Environmental and public health advocacy groups expressed alarm Friday after the Trump administration moved to increase the allowable level in U.S. waterways of a common herbicide linked to hermaphroditic amphibians and birth defects, cancer, and other harmful health effects in humans.
At issue in the proposal posted yesterday by the EPA is the threshold level of atrazine, the second most widely used herbicide in the U.S. Manufactured by Syngenta, atrazine is primarily used in agriculture as a weedkiller on crops. It is not authorized for use in the European Union, as the body said there wasn’t enough data to prove it wouldn’t have a harmful effect on groundwater.
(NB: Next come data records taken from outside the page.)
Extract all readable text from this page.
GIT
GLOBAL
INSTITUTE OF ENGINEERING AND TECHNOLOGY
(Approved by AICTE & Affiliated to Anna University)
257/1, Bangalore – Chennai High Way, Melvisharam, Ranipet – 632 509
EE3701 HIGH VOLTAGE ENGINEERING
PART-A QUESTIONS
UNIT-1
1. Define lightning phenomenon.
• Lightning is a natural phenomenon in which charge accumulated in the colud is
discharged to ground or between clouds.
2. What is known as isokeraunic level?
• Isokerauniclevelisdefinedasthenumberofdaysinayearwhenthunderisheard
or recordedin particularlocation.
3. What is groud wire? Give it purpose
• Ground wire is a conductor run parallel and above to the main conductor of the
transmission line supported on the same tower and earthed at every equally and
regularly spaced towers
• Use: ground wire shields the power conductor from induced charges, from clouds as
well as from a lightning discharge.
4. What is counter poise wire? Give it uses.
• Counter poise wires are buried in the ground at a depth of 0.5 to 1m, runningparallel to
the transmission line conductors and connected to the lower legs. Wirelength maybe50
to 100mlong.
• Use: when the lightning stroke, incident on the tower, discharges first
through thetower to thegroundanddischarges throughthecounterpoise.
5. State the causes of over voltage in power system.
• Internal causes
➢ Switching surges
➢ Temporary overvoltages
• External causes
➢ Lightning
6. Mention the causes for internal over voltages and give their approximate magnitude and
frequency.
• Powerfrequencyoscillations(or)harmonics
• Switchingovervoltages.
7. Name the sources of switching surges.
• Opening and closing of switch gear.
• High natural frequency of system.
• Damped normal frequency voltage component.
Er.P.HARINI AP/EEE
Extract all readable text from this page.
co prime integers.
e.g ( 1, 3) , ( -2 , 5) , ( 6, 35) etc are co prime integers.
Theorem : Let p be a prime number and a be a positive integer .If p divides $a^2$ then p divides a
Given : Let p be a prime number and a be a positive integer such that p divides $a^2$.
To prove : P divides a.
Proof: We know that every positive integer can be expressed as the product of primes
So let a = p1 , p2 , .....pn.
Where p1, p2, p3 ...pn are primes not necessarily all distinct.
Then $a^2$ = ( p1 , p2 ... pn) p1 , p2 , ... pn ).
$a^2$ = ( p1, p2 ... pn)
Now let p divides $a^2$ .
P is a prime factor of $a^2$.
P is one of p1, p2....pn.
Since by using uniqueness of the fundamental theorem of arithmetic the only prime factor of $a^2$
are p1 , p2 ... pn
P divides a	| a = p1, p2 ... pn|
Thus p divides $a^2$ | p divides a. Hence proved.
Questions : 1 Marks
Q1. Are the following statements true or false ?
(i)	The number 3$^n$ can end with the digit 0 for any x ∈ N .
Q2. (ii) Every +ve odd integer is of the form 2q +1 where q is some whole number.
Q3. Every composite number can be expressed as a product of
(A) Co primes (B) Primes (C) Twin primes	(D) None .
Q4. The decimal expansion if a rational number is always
“Human exposure to atrazine is linked to a number of serious health effects,” according to a factsheet from Pesticide Action Network. “A potent endocrine disrupter, atrazine interferes with hormonal activity of animals and humans at extremely low doses.”
The proposed change, said Nathan Donley, a senior scientist at the Center for Biological Diversity, “will likely lead to an increase in atrazine in drinking water, particularly in the Midwest.”
As Donley’s group and Environmental Working Group (EWG) explain in a press statement, the proposal regards what the EPA calls the Concentration Equivalent Level of Concern (CELOC).
“Atrazine levels above this threshold require mitigations to bring the water body back into compliance. Below, this level, no action is required,” as Donley said in tweet.